Factory revenues in the worldwide server market grew 6.3 per cent year over year to $13.1bn in the second quarter of 2007 led by strong demand for blades and x86 systems, new research reveals.
IDC's Worldwide Quarterly Server Tracker reported that this is the fifth consecutive quarter of positive revenue growth and the highest second-quarter revenue since the market peaked in 2000.
After three years of slowing growth, server shipments grew 6.1 per cent year over year in the second quarter of 2007 driven by an improved refresh cycle and an expansion of new distributed computing workload deployments across the market.
The research reveals that volume x86 systems represented the "primary driver " for market growth during the quarter as revenue growth improved to 11 per cent year over year.
In contrast, revenue for midrange enterprise servers increased 0.2 per cent year over year and the high-end enterprise server market showed a 1.7 per cent increase year over year.

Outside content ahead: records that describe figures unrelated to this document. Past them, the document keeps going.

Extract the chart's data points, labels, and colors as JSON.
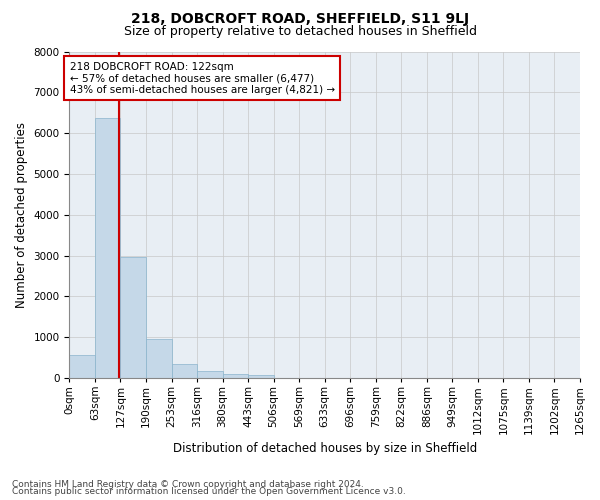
{
  "title": "218, DOBCROFT ROAD, SHEFFIELD, S11 9LJ",
  "subtitle": "Size of property relative to detached houses in Sheffield",
  "xlabel": "Distribution of detached houses by size in Sheffield",
  "ylabel": "Number of detached properties",
  "footnote1": "Contains HM Land Registry data © Crown copyright and database right 2024.",
  "footnote2": "Contains public sector information licensed under the Open Government Licence v3.0.",
  "annotation_line1": "218 DOBCROFT ROAD: 122sqm",
  "annotation_line2": "← 57% of detached houses are smaller (6,477)",
  "annotation_line3": "43% of semi-detached houses are larger (4,821) →",
  "bin_labels": [
    "0sqm",
    "63sqm",
    "127sqm",
    "190sqm",
    "253sqm",
    "316sqm",
    "380sqm",
    "443sqm",
    "506sqm",
    "569sqm",
    "633sqm",
    "696sqm",
    "759sqm",
    "822sqm",
    "886sqm",
    "949sqm",
    "1012sqm",
    "1075sqm",
    "1139sqm",
    "1202sqm",
    "1265sqm"
  ],
  "bar_heights": [
    560,
    6380,
    2970,
    960,
    340,
    160,
    100,
    70,
    0,
    0,
    0,
    0,
    0,
    0,
    0,
    0,
    0,
    0,
    0,
    0
  ],
  "bar_color": "#c5d8e8",
  "bar_edge_color": "#8ab4cc",
  "vline_color": "#cc0000",
  "vline_bar_index": 1.93,
  "ylim": [
    0,
    8000
  ],
  "yticks": [
    0,
    1000,
    2000,
    3000,
    4000,
    5000,
    6000,
    7000,
    8000
  ],
  "grid_color": "#c8c8c8",
  "bg_color": "#e8eef4",
  "title_fontsize": 10,
  "subtitle_fontsize": 9,
  "axis_label_fontsize": 8.5,
  "tick_fontsize": 7.5,
  "annotation_fontsize": 7.5,
  "footnote_fontsize": 6.5
}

"The server market continues to experience solid growth, and revenue growth has accelerated over the past seven quarters," said Matt Eastwood, group vice president of enterprise platforms at IDC.
"Although x86-based systems are once again the primary driver for overall market growth, continued growth in other market segments demonstrates that a single standardised infrastructure is not capable of meeting the full range of needs in today's modern enterprise.
"Enterprise customers of all types continue to focus on driving business growth. This growth drives new computing demands, which increasingly require both scale-up consolidated systems and scale-out distributed configurations to meet very different workload needs in today's enterprise."
The server blade market showed signs of acceleration for the third consecutive quarter, as factory revenues grew 36.7 per cent year over year.
Overall, blade servers, including x86, Epic and Risc blades, accounted for $875m in the second quarter, representing 6.7 per cent of quarterly server market revenue.
"Blade servers continue to be the fastest growing segment of the worldwide server market," said Jed Scaramella, research analyst in IDC's Enterprise Computing group.
"Customers are increasing their blade deployments and vendors are broadening the blades product portfolio.
"IDC believes that blades are in the next wave of product evolution and customer adoption.
"As IT organisations become more familiar with the platform, they are able to deploy blades in IT environments that are suited to take advantage of the management capabilities, as well as the cost and serviceability benefits."